Das möchte ich nochmal unterstreichen. Ohne die genannten Werte ist keine sinnvolle Ursachenforschung möglich und oft wird schonmal unreflektiert NaCL reingeschüttet ohne dass sich jemand um diese Werte kümmert. Wenn der Patient nicht schwer neurologisch auffällig ist (und dann ohnehin auf eine Überwachungsstation gehört) hat man immer Zeit, diese Parameter noch zu bestimmen.

Patienten ohne Symptome, die offensichtlich staub trocken sind (klassischen Altenheimomi) bekommen bei uns erstmal einen Liter Jono, damit kann man schon viel erreichen. Mein Chef schwört bei leichten Hyponatriämien zudem auf natriumhaltiges Mineralwasser und Brühe.

Bei offensichtlich überwässerten Menschen ist ein gezieltes Volumenmangement erstmal sinnvoller als weitere Infusionen reinzuschütten.

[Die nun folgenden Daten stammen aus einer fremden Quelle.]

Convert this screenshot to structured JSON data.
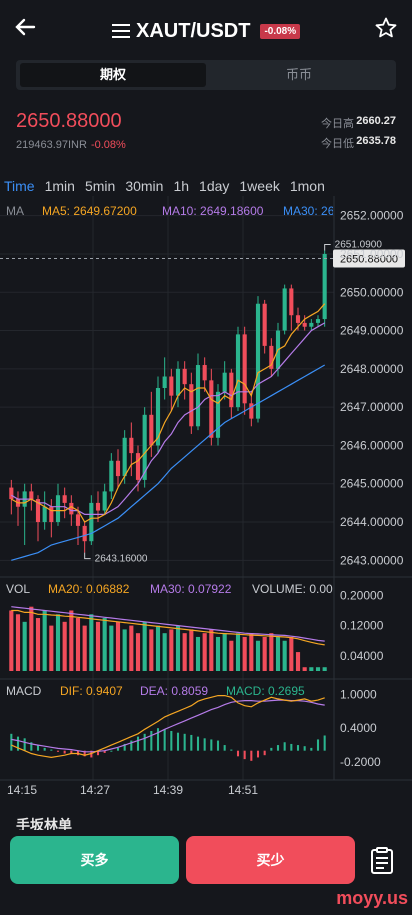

Unter Strich sollte man sich vor Therapie erstmal Gedanken um die Ursache der Hyponatriämie machen. Denn davon hängt letzten Endes auch die Therapie ab.
Man muss jetzt nicht bei jeden Natrium von 129 mmol/l bei komplett trockenen oder völlig überwässerten Patienten die komplette Diagnostik abnehmen aber bei schwere Hyponatriämien (hier heißt das < 125 mmol/l und/oder Symptome) ohne offensichtliches Volumenproblem sollte man das nicht aus den Augen verlieren.

Es gibt ganz gute (Kitteltaschen-)Bücher zu internistischen Notfällen, da sind sehr übersichtliche Tabellen zu Elektrolytentgleisungen drin.